Tuesday September 29
The salt pork required attention on Tuesday, I was a bit apprehensive about discovering rancid meat, but the pork smelled strongly of bay from the cure which seemed to have worked as it should. I tipped off about 100 millilitres of the liquid that had been drawn out of the pork, the belly was fairly rigid, I applied more cure and this time I placed it skin side down in the container then returned it to the fridge. Two more days to wait.
Since I was working from home I decided to test an new recipe for baked beans starting from 700 g of dried haricot beans that I had leftover from something else. I think I have identified the first problem in my cassoulet plan, that is that there is no way one kilogram of cooked haricot beans and about another one and a half kilograms of meat are going to fit into my 28 centimeter round Chassseur French oven. The recipe fails to mention size of the cassole/casserole needed to prepare the completed dish. Damn.
Thursday October 1
A quick examination of the salt pork showed that while mostly firm it was a but squishy in places. I applied some fresh cure and will check it again on Saturday.
Friday October 2
I got the Accountant to pick up some pork sausages from the Lyneham Meat Centre on the way to my house, apparently their sausages are fairly awesome and it was especially fortuitous that they had Toulouse-style sausages. I picked up the rest of the ingredients today too, a just finished ham bone from Deli Cravings at the Belconnen Fresh Food Market and some lean pork.
Saturday October 3
Three tasks today, soak the beans, wash and wrap the salt pork and defrost the duck stock.
The salt pork was uniformly rigid after an additional two days in the cure; it hadn't lost much more liquid but it seemed more compact. I washed off all the cure, dried it well, wrapped it in a clean cotton tea towel and returned it to the fridge.

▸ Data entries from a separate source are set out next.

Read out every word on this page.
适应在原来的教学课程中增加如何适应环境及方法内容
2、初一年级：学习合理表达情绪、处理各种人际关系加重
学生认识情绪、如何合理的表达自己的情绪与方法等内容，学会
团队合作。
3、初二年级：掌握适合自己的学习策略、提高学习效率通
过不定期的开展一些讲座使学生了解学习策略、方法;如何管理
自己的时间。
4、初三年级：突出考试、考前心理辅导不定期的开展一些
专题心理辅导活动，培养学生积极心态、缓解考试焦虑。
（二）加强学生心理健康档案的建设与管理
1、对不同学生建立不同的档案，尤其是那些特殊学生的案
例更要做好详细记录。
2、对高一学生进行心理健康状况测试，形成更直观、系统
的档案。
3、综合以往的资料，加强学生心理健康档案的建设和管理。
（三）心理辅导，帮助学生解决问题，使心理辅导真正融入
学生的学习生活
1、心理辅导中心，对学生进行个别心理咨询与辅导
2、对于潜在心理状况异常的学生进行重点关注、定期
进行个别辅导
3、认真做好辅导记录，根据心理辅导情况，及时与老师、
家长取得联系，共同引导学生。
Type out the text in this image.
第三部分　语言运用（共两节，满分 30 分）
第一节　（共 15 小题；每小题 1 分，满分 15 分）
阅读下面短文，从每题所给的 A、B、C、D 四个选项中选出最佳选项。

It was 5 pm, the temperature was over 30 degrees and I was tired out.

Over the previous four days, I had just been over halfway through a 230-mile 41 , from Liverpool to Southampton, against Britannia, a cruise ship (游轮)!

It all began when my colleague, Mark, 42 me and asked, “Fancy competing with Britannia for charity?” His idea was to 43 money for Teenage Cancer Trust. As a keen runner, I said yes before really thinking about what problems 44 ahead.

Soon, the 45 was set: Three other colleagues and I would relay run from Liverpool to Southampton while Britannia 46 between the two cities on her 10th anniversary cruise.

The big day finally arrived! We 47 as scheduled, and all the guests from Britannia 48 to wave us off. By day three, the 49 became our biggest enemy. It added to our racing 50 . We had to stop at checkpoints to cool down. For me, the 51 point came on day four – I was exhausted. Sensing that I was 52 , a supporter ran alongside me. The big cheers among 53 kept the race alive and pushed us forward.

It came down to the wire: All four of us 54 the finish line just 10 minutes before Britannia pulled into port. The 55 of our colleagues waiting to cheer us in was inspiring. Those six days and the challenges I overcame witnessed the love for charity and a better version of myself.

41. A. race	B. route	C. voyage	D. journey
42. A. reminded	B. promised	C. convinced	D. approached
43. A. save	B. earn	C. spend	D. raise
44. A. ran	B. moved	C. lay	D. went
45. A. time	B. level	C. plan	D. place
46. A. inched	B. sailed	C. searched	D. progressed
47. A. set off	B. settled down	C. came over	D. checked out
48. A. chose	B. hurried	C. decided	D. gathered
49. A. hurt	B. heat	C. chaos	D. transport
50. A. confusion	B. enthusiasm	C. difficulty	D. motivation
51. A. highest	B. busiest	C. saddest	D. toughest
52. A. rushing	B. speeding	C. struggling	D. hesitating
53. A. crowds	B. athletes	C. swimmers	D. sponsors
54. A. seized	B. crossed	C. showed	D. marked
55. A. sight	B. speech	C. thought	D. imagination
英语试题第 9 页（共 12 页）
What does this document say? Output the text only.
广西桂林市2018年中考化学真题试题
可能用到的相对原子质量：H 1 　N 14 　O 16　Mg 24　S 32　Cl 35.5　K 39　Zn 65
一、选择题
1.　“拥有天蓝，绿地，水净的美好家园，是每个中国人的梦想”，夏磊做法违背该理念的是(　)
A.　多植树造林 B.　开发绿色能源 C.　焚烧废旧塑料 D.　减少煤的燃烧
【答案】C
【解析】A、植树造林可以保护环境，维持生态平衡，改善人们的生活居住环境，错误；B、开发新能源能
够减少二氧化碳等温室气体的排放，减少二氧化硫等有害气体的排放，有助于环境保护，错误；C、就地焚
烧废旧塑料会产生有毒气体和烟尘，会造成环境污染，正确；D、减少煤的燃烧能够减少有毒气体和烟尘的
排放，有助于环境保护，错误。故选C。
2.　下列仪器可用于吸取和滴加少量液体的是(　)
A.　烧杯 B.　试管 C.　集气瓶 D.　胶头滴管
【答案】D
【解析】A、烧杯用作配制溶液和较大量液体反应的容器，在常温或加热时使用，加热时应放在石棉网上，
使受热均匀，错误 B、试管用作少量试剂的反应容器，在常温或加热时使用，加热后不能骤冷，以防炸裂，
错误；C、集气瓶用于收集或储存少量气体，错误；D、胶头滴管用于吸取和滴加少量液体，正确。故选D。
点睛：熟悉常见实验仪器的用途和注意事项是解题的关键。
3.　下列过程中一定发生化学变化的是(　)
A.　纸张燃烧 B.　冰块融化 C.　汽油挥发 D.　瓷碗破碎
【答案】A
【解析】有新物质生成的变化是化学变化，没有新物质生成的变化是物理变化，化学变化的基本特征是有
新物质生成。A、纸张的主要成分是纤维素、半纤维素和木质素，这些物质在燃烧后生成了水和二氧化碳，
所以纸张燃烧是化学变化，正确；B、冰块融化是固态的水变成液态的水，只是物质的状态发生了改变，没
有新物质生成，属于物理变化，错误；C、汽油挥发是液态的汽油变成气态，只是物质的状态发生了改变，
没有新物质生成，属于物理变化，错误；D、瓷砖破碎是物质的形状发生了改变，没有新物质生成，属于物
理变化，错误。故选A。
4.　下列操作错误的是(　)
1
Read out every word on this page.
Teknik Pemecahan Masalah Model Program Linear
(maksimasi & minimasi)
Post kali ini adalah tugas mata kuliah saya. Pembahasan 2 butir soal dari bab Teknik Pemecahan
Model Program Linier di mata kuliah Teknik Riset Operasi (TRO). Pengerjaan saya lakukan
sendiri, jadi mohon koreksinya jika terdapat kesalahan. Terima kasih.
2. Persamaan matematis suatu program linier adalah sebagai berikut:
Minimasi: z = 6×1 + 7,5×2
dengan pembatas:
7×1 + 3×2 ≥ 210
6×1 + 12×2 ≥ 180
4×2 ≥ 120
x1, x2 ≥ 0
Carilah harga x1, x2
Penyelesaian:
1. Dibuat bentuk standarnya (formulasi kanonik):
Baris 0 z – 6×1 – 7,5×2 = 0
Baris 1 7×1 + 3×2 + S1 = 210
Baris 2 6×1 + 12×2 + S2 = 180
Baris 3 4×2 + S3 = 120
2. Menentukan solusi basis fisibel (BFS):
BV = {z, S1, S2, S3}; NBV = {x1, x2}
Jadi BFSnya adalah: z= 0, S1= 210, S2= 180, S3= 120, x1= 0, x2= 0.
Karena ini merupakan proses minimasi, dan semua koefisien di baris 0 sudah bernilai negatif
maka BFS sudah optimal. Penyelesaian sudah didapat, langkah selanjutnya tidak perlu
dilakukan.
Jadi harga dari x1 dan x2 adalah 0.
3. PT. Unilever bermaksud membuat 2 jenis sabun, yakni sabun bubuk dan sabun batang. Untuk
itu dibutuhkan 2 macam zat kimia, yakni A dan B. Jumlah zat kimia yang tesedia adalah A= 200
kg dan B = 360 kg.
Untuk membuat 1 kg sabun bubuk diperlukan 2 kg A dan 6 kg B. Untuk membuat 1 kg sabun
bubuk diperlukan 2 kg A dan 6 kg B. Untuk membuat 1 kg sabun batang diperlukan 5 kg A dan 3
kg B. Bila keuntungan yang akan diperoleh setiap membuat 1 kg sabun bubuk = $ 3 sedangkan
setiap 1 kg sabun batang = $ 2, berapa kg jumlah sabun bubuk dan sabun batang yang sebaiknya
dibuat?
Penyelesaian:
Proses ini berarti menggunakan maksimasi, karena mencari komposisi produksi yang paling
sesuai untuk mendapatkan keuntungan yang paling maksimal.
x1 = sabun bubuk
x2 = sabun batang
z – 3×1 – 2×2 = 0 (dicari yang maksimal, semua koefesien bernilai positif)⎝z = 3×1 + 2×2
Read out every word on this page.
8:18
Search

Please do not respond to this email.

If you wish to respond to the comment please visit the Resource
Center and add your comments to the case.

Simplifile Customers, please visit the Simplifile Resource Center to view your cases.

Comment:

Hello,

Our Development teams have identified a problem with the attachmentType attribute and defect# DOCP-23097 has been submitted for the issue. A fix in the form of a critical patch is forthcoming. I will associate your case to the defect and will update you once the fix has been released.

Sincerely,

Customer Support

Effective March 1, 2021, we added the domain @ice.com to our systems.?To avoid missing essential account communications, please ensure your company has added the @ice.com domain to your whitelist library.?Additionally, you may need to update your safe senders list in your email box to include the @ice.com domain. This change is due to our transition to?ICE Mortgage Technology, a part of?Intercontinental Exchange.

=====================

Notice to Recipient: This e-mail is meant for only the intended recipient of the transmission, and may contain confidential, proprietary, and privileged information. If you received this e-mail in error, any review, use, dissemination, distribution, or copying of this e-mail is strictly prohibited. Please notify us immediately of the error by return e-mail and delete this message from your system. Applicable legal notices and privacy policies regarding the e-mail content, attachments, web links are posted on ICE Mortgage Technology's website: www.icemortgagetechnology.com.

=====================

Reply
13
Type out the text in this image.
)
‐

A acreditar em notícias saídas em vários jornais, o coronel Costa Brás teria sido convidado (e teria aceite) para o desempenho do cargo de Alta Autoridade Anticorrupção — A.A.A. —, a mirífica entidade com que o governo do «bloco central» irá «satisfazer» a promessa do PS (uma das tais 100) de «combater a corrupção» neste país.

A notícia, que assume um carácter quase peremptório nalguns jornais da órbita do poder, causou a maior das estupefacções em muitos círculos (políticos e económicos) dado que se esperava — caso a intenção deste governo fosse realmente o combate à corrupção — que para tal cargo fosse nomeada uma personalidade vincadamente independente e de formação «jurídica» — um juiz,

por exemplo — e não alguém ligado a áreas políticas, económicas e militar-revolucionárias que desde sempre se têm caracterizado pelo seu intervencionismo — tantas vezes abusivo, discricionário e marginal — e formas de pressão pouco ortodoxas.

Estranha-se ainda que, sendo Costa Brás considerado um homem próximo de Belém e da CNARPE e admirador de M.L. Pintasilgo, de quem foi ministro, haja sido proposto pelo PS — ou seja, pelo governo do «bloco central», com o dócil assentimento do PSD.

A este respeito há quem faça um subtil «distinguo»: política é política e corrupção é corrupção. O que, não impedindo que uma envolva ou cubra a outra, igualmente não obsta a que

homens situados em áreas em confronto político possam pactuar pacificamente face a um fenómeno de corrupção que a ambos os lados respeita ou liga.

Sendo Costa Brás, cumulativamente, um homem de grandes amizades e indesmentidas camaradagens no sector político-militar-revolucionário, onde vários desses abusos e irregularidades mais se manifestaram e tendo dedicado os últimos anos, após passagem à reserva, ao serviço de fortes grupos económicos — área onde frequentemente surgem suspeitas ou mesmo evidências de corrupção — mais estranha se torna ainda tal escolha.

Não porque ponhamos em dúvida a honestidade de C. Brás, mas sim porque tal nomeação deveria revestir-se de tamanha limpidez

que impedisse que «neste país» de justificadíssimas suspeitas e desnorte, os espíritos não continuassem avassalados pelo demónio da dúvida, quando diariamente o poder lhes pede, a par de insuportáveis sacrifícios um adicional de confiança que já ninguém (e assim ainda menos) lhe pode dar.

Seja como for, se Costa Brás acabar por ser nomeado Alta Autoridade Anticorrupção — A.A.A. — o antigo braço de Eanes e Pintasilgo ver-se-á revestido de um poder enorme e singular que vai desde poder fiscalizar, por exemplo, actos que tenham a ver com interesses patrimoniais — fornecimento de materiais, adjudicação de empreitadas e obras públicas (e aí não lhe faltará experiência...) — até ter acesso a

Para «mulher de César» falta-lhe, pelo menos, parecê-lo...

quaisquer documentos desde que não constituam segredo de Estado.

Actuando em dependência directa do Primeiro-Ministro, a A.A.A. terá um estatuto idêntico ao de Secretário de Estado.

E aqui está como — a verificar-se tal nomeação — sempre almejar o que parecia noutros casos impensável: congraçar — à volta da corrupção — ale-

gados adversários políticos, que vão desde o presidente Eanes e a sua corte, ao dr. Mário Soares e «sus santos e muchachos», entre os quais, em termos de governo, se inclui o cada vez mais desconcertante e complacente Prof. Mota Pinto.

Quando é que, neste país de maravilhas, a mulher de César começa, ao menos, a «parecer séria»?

The fact I made duck stock in June and need the freezer space so I can use my ice cream maker was a significant motivating factor for Labour Day cassoulet. To make the stock I used the carcass of a roasted duck, wing-tips and a skinless neck (I rendered the fat from the neck skin earlier), covered the duck parts with water and simmered for at least in hour; I prefer to make neutral stocks so I rarely add aromatics - they can be usually added later anyway. From this I got about one and a half liters of stock.